# Help! New guy building a Fw 190A-9



## agentsmith (Mar 27, 2005)

Hello to all:

I am building a Hasegawa Fw 190A-8 1/32 scale kit and am converting it into a A-9 and after reading the Osprey book ''Fw 190 Production Line to Frontline'' there is mention that a few Fw 190A-9's were built with the large Ta 152 style tail. Also in the Kegaro Fw 190 Vol. 2 book there was mention of some A-9's built with the large tail assembly.

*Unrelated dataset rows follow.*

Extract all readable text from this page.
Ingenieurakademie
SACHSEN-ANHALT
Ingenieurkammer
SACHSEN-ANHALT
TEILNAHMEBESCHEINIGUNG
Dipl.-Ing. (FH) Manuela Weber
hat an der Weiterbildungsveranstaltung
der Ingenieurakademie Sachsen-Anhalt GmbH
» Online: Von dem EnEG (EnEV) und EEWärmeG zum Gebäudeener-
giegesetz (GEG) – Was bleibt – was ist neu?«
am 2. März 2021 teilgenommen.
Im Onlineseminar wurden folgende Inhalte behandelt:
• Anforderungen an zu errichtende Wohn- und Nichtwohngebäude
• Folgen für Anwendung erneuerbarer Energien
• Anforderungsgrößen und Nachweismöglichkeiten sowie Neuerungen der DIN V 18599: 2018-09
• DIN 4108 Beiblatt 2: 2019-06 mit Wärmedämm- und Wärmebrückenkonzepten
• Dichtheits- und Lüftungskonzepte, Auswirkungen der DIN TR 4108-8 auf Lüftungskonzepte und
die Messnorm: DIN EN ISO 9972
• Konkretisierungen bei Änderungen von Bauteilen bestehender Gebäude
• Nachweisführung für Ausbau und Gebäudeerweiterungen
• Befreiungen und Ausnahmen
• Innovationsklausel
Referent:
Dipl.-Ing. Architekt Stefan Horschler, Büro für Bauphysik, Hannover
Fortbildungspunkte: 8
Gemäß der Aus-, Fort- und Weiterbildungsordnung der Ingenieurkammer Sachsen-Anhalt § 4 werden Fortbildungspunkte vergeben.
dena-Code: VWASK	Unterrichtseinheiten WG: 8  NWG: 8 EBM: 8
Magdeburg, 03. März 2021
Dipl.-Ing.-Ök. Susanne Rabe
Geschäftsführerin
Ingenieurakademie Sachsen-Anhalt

Does anyone know of any other reference books that have any information or pictures of these big tailed A-9's?
Information on the Werk Nummern would also be of great interest.

TIA,
agentsmith


----------



## John P (Sep 1, 1999)

Howdy!

Well, there are probably a few thousand books out there on the ol' Butcher Bird. You might try searches at:

www.squadron.com
http://www.zenithpress.com/Store/default.aspx
http://www.motorbooks.com/Store/CustomPage_6134.ncm

to start.

Good luck!


----------



## agentsmith (Mar 27, 2005)

John,

Thanks for the reply.
I have quite a few books on the Fw 190 already and the A-9 is rarely mentioned and almost no photographs of them are included.
What I am trying to do is to avoid is buying more books that have the same old information that I already have, something I have done a lot of the last two years.

There are some new books that might be available later this year or early next year from JaPo and EagleEditions about the Fw 190, the JaPo Bf 109 books are very good with many unpublished pictures and I hope their Fw 190 books are the same.
EagleEditions two books that are yet to be released are said to have a large number of unpublished pictures to be included in them of late war Fw 190's, including some 190's with the big tail.
I am really looking forward to these new books and am always searching for other titles with new info or pics.

agentsmith


----------



## John P (Sep 1, 1999)

I'll have to keep an eye out for those new books, thanks!


----------